4 軍事参謀委員会は、安全保障理事会の許可を得て、且つ、適当な地域的機関と協議した後に、地域的小委員会を設けることができる。
第48条〔決定の履行〕
1 国際の平和及び安全の維持のための安全保障理事会の決定を履行するのに必要な行動は、安全保障理事会が定めるところに従って国際連合加盟国の全部又は一部によってとられる。

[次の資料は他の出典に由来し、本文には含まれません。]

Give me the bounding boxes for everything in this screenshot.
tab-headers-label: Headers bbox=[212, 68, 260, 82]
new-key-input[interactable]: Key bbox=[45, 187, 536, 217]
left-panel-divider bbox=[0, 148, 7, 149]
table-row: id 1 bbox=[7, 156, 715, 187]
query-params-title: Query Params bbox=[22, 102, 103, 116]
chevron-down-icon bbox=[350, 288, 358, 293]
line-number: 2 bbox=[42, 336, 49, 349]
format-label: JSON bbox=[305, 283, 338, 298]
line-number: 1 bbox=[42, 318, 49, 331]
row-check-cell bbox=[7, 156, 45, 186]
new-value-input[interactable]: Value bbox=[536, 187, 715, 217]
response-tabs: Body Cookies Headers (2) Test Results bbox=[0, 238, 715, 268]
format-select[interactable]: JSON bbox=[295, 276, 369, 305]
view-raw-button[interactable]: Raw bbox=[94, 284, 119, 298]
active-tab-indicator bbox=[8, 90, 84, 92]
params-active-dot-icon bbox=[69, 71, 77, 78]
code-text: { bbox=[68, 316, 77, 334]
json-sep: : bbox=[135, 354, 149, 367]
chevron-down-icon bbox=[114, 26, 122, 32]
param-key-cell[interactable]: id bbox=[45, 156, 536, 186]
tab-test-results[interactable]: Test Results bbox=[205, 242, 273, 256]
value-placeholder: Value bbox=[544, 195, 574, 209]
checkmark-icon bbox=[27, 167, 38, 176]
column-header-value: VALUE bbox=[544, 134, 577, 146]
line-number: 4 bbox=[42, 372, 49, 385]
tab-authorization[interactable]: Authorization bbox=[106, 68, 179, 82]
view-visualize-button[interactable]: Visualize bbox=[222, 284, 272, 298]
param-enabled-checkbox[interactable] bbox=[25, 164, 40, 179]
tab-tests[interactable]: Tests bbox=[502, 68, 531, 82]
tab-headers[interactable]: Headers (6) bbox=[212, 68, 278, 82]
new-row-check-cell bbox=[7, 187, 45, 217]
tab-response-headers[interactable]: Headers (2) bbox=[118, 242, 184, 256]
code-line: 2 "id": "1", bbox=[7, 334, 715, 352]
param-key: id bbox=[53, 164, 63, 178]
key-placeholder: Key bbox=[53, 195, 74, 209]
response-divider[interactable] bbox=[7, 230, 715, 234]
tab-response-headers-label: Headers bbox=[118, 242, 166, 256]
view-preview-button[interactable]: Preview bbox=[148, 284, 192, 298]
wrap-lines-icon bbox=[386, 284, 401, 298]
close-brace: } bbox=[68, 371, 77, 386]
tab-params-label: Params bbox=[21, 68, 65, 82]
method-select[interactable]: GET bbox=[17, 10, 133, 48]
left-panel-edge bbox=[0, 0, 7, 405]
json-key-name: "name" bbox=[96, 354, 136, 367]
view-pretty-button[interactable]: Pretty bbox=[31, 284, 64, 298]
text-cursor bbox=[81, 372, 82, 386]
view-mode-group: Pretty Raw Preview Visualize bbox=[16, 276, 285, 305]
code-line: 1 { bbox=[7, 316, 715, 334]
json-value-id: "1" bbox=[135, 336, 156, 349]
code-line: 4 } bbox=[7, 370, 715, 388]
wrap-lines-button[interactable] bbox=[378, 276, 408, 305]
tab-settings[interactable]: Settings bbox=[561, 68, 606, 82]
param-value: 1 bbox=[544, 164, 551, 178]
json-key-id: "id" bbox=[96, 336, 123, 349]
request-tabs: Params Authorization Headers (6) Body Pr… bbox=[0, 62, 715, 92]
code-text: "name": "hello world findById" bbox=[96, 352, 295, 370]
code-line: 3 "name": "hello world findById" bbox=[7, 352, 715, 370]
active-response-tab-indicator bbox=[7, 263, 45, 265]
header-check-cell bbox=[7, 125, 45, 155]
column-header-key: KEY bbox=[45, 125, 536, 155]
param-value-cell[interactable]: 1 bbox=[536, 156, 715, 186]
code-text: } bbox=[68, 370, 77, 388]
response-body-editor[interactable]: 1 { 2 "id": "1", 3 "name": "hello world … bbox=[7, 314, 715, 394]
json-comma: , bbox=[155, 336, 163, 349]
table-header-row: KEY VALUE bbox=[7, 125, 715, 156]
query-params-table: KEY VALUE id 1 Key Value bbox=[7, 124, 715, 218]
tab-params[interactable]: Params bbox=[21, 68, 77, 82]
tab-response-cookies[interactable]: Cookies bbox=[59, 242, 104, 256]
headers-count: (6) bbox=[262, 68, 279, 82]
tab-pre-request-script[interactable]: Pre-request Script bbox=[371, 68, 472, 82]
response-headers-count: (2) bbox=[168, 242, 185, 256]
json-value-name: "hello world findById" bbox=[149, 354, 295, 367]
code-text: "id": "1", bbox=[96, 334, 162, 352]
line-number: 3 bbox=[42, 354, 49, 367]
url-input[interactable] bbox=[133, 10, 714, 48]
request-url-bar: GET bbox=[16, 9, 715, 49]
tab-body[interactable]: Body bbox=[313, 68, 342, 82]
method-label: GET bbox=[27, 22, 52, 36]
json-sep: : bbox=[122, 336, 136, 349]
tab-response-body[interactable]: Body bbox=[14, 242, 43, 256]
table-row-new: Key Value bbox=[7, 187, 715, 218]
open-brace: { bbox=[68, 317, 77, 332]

2 前記の決定は、国際連合加盟国によって直接に、また、国際連合加盟国が参加している適当な国際機関におけるこの加盟国の行動によって履行される。
第49条〔相互的援助〕
国際連合加盟国は、安全保障理事会が決定した措置を履行するに当って、共同して相互援助を与えなければならない。
第50条〔経済的困難についての協議〕
安全保障理事会がある国に対して防止措置又は強制措置をとったときは、他の国でこの措置の履行から生ずる特別の経済問題に自国が当面したと認めるものは、国際連合加盟国であるかどうかを問わず、この問題の解決について安全保障理事会と協議する権利を有する。
第51条〔自衛権〕
この憲章のいかなる規定も、国際連合加盟国に対して武力攻撃が発生した場合には、安全保障理事会が国際の平和及び安全の維持に必要な措置をとるまでの間、個別的又は集団的自衛の固有の権利を害するものではない。この自衛権の行使に当って加盟国がとった措置は、直ちに安全保障理事会に報告しなければならない。また、この措置は、安全保障理事会が国際の平和及び安全の維持又は回復のために必要と認める行動をいつでもとるこの憲章に基く権能及び責任に対しては、いかなる影響も及ぼすものではない。
---国際連合憲章より
【私的めもらんだむ】 コンゴでのPKO国連派遣部隊の正式名は「国連コンゴ民主共和国派遣団」MONUC=Mission de I'Organisation des Nations Unies en Re'publique de' mocratique du Congo・・・というのだそうだ。えらく長ったらしい名称だが、その国連コンゴ民主共和国派遣団MONUCがコンゴ民兵に武力行使を行った今回の事件は、上記の国連憲章第7章のみならず、PKO=平和維持活動の枠を踏み越えた平和執行(強制)部隊Peace Enforcement Units の感がある。この重装備を許される武力強制部隊は平和維持活動や国連憲章第7章には囚われない、自衛範疇を超えた武力行使が容認される。過去にソマリアと旧ユーゴの2例しか適用されなかったが、それもそのはずで際限のない武力行使が報復が報復を呼ぶ戦争拡大に繋がるのは自明の理であろう。今回のコンゴ民兵殺害事件は、一週間前のイツリでの民兵によるPKO攻撃犠牲者9名を出したことによる報復ではなかったかと・・・平和維持活動の限界を思い知らされるような事件だ。いずれ日本も例外なく同じ矛盾を現場で味わうはずである。